Okyanusal levha ateş küre içine girerek eriyip magmaya karışır.

Magma zayıf yerlerden yeryüzüne ulaşarak volkanları oluşturur. Levha sınırlarında üstteki kıtasal levhanın sıkışması ile dağlar da oluşabilir.

c) Okyanusal Levha ile Okyanusal Levha Yaklaşması

Yoğunluğu daha büyük olan okyanusal levha diğerinin altına dalar. Bu hareketler derin hendeklerin oluşmasına neden olur. Derine dalah levha, magmaya temas ederek erir ve magmaya karışır. Mahma okyanus tabanındaki zayıf noktalardan yeryüzüne yükselerek volkan dizilerini oluşturur.

Levhaların Uzaklaşma Hareketi

Uzaklaşan levhalar arasında çukur oluşur. Magma bu çukurdan yukarı yükselir ve soğur.

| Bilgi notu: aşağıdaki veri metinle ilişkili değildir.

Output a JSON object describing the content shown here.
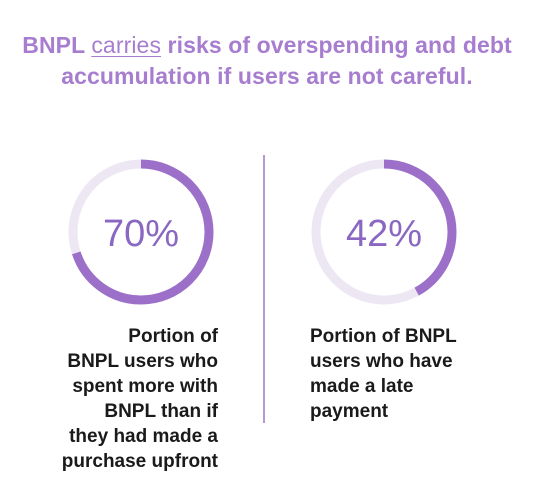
{
  "headline": {
    "part1": "BNPL ",
    "link_word": "carries",
    "part2": " risks of overspending and debt accumulation if users are not careful."
  },
  "colors": {
    "accent": "#a77dcf",
    "ring_fill": "#9c6fc9",
    "ring_track": "#ede7f4",
    "label": "#8a68c2",
    "caption": "#1a1a1a"
  },
  "chart_data": [
    {
      "type": "pie",
      "value": 70,
      "max": 100,
      "label": "70%",
      "caption_lines": [
        "Portion of",
        "BNPL users who",
        "spent more with",
        "BNPL than if",
        "they had made a",
        "purchase upfront"
      ]
    },
    {
      "type": "pie",
      "value": 42,
      "max": 100,
      "label": "42%",
      "caption_lines": [
        "Portion of BNPL",
        "users who have",
        "made a late",
        "payment"
      ]
    }
  ]
}
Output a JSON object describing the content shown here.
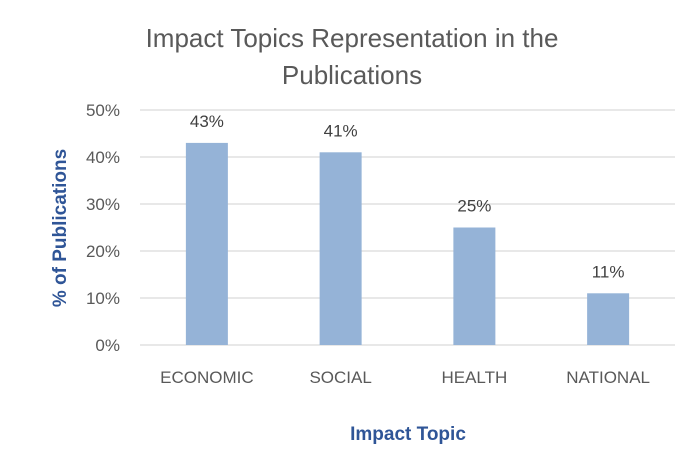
{
  "chart_data": {
    "type": "bar",
    "title_lines": [
      "Impact Topics Representation in the",
      "Publications"
    ],
    "categories": [
      "ECONOMIC",
      "SOCIAL",
      "HEALTH",
      "NATIONAL"
    ],
    "values": [
      43,
      41,
      25,
      11
    ],
    "data_labels": [
      "43%",
      "41%",
      "25%",
      "11%"
    ],
    "xlabel": "Impact Topic",
    "ylabel": "% of Publications",
    "ylim": [
      0,
      50
    ],
    "yticks": [
      0,
      10,
      20,
      30,
      40,
      50
    ],
    "ytick_labels": [
      "0%",
      "10%",
      "20%",
      "30%",
      "40%",
      "50%"
    ],
    "grid": true,
    "legend": "none",
    "colors": {
      "bar": "#95b3d7",
      "gridline": "#d9d9d9",
      "axis_title": "#2f5597",
      "text": "#595959"
    }
  }
}
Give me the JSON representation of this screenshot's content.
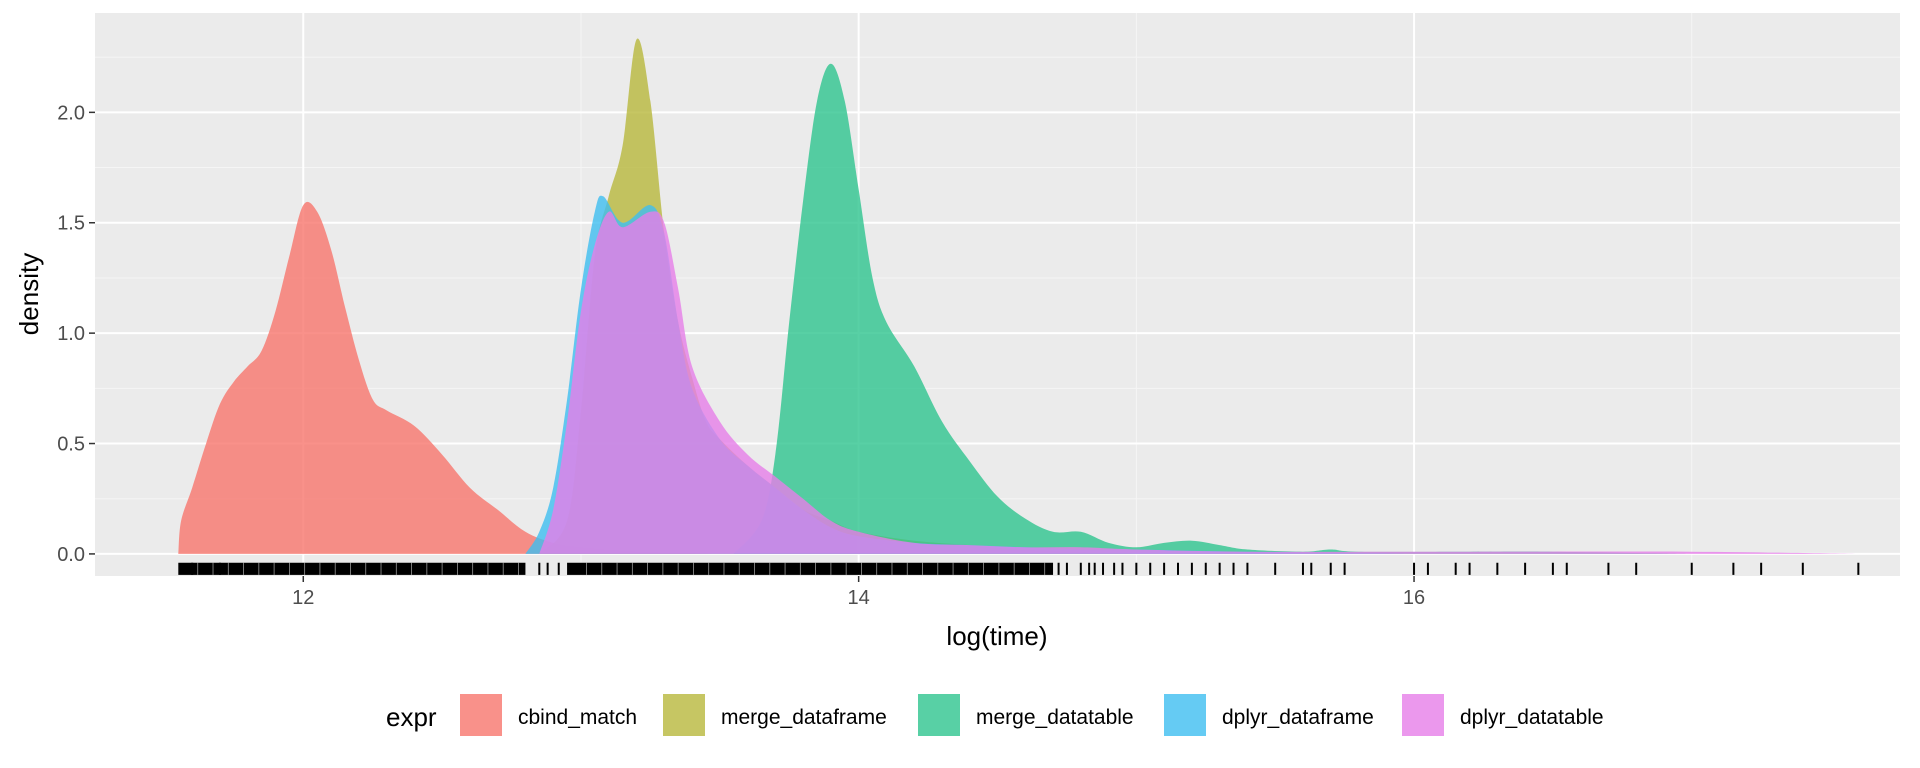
{
  "chart_data": {
    "type": "area",
    "subtype": "density",
    "title": "",
    "xlabel": "log(time)",
    "ylabel": "density",
    "xlim": [
      11.25,
      17.75
    ],
    "ylim": [
      -0.1,
      2.45
    ],
    "x_ticks": [
      12,
      14,
      16
    ],
    "y_ticks": [
      0.0,
      0.5,
      1.0,
      1.5,
      2.0
    ],
    "x_tick_labels": [
      "12",
      "14",
      "16"
    ],
    "y_tick_labels": [
      "0.0",
      "0.5",
      "1.0",
      "1.5",
      "2.0"
    ],
    "grid": true,
    "legend": {
      "title": "expr",
      "position": "bottom"
    },
    "series": [
      {
        "name": "cbind_match",
        "color": "#F8766D",
        "points": [
          [
            11.55,
            0.0
          ],
          [
            11.56,
            0.15
          ],
          [
            11.6,
            0.3
          ],
          [
            11.65,
            0.5
          ],
          [
            11.7,
            0.68
          ],
          [
            11.75,
            0.78
          ],
          [
            11.8,
            0.85
          ],
          [
            11.85,
            0.92
          ],
          [
            11.9,
            1.1
          ],
          [
            11.95,
            1.35
          ],
          [
            12.0,
            1.58
          ],
          [
            12.05,
            1.55
          ],
          [
            12.1,
            1.38
          ],
          [
            12.15,
            1.12
          ],
          [
            12.2,
            0.88
          ],
          [
            12.25,
            0.7
          ],
          [
            12.3,
            0.65
          ],
          [
            12.4,
            0.58
          ],
          [
            12.5,
            0.45
          ],
          [
            12.6,
            0.3
          ],
          [
            12.7,
            0.2
          ],
          [
            12.8,
            0.1
          ],
          [
            12.9,
            0.05
          ],
          [
            13.0,
            0.03
          ],
          [
            13.2,
            0.01
          ],
          [
            13.5,
            0.0
          ]
        ]
      },
      {
        "name": "merge_dataframe",
        "color": "#B8B83C",
        "points": [
          [
            12.85,
            0.0
          ],
          [
            12.95,
            0.15
          ],
          [
            13.0,
            0.65
          ],
          [
            13.05,
            1.35
          ],
          [
            13.1,
            1.62
          ],
          [
            13.15,
            1.85
          ],
          [
            13.2,
            2.33
          ],
          [
            13.25,
            2.05
          ],
          [
            13.3,
            1.45
          ],
          [
            13.35,
            1.05
          ],
          [
            13.4,
            0.8
          ],
          [
            13.45,
            0.6
          ],
          [
            13.5,
            0.52
          ],
          [
            13.6,
            0.4
          ],
          [
            13.7,
            0.3
          ],
          [
            13.8,
            0.2
          ],
          [
            13.9,
            0.15
          ],
          [
            14.0,
            0.1
          ],
          [
            14.2,
            0.06
          ],
          [
            14.4,
            0.04
          ],
          [
            14.6,
            0.02
          ],
          [
            15.0,
            0.0
          ]
        ]
      },
      {
        "name": "merge_datatable",
        "color": "#2EC48F",
        "points": [
          [
            13.55,
            0.0
          ],
          [
            13.65,
            0.15
          ],
          [
            13.7,
            0.45
          ],
          [
            13.75,
            1.05
          ],
          [
            13.8,
            1.6
          ],
          [
            13.85,
            2.05
          ],
          [
            13.9,
            2.22
          ],
          [
            13.95,
            2.05
          ],
          [
            14.0,
            1.65
          ],
          [
            14.05,
            1.25
          ],
          [
            14.1,
            1.05
          ],
          [
            14.2,
            0.85
          ],
          [
            14.3,
            0.6
          ],
          [
            14.4,
            0.42
          ],
          [
            14.5,
            0.26
          ],
          [
            14.6,
            0.16
          ],
          [
            14.7,
            0.1
          ],
          [
            14.8,
            0.1
          ],
          [
            14.9,
            0.05
          ],
          [
            15.0,
            0.03
          ],
          [
            15.1,
            0.05
          ],
          [
            15.2,
            0.06
          ],
          [
            15.3,
            0.04
          ],
          [
            15.4,
            0.02
          ],
          [
            15.6,
            0.01
          ],
          [
            15.7,
            0.02
          ],
          [
            15.8,
            0.01
          ],
          [
            16.2,
            0.01
          ],
          [
            16.5,
            0.01
          ],
          [
            17.0,
            0.0
          ]
        ]
      },
      {
        "name": "dplyr_dataframe",
        "color": "#3FBEF0",
        "points": [
          [
            12.8,
            0.0
          ],
          [
            12.85,
            0.1
          ],
          [
            12.9,
            0.3
          ],
          [
            12.95,
            0.7
          ],
          [
            13.0,
            1.2
          ],
          [
            13.05,
            1.55
          ],
          [
            13.08,
            1.62
          ],
          [
            13.15,
            1.5
          ],
          [
            13.25,
            1.58
          ],
          [
            13.3,
            1.45
          ],
          [
            13.35,
            1.05
          ],
          [
            13.4,
            0.75
          ],
          [
            13.5,
            0.52
          ],
          [
            13.6,
            0.4
          ],
          [
            13.7,
            0.3
          ],
          [
            13.8,
            0.2
          ],
          [
            13.9,
            0.12
          ],
          [
            14.0,
            0.08
          ],
          [
            14.2,
            0.05
          ],
          [
            14.4,
            0.04
          ],
          [
            14.6,
            0.03
          ],
          [
            14.8,
            0.02
          ],
          [
            15.0,
            0.02
          ],
          [
            15.4,
            0.01
          ],
          [
            16.0,
            0.0
          ]
        ]
      },
      {
        "name": "dplyr_datatable",
        "color": "#E67EE8",
        "points": [
          [
            12.85,
            0.0
          ],
          [
            12.9,
            0.2
          ],
          [
            12.95,
            0.6
          ],
          [
            13.0,
            1.1
          ],
          [
            13.05,
            1.4
          ],
          [
            13.1,
            1.55
          ],
          [
            13.15,
            1.48
          ],
          [
            13.25,
            1.55
          ],
          [
            13.3,
            1.5
          ],
          [
            13.35,
            1.2
          ],
          [
            13.4,
            0.85
          ],
          [
            13.5,
            0.6
          ],
          [
            13.6,
            0.45
          ],
          [
            13.7,
            0.35
          ],
          [
            13.8,
            0.25
          ],
          [
            13.9,
            0.15
          ],
          [
            14.0,
            0.1
          ],
          [
            14.2,
            0.05
          ],
          [
            14.4,
            0.04
          ],
          [
            14.6,
            0.03
          ],
          [
            14.8,
            0.03
          ],
          [
            15.0,
            0.02
          ],
          [
            15.4,
            0.01
          ],
          [
            16.2,
            0.01
          ],
          [
            17.0,
            0.01
          ],
          [
            17.6,
            0.0
          ]
        ]
      }
    ],
    "rug": {
      "dense_ranges": [
        [
          11.55,
          12.8
        ],
        [
          12.95,
          14.7
        ]
      ],
      "sparse_values": [
        11.6,
        11.7,
        12.85,
        12.88,
        12.92,
        14.72,
        14.75,
        14.8,
        14.83,
        14.85,
        14.88,
        14.92,
        14.95,
        15.0,
        15.05,
        15.1,
        15.15,
        15.2,
        15.25,
        15.3,
        15.35,
        15.4,
        15.5,
        15.6,
        15.63,
        15.7,
        15.75,
        16.0,
        16.05,
        16.15,
        16.2,
        16.3,
        16.4,
        16.5,
        16.55,
        16.7,
        16.8,
        17.0,
        17.15,
        17.25,
        17.4,
        17.6
      ]
    }
  }
}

Soğuyan magma levha kenarlarında katılaşıp yeni okyanus tabanını oluşturur. Oluşan okyanus tabanları yayılma sırtları olarak adlandırılan volkanik sıradağları meydana getirir.

Levhaların Yanal Hareketi

İki levhanın eşit ya da farklı süratlerle aynı ya da zıt yöndeki hareketine yanal hareket denir.

Bu harekette levha sınırlarında kısa süreli ve şiddetli değişiklikler meydana gelir.

DEPREMLER ve ETKİLERİ

Güncel / Günlük deprem bilgilerine ulaşmak için:

http://www.koeri.boun.edu.tr/scripts/lst6.asp adresini ziyaret edebilirsiniz.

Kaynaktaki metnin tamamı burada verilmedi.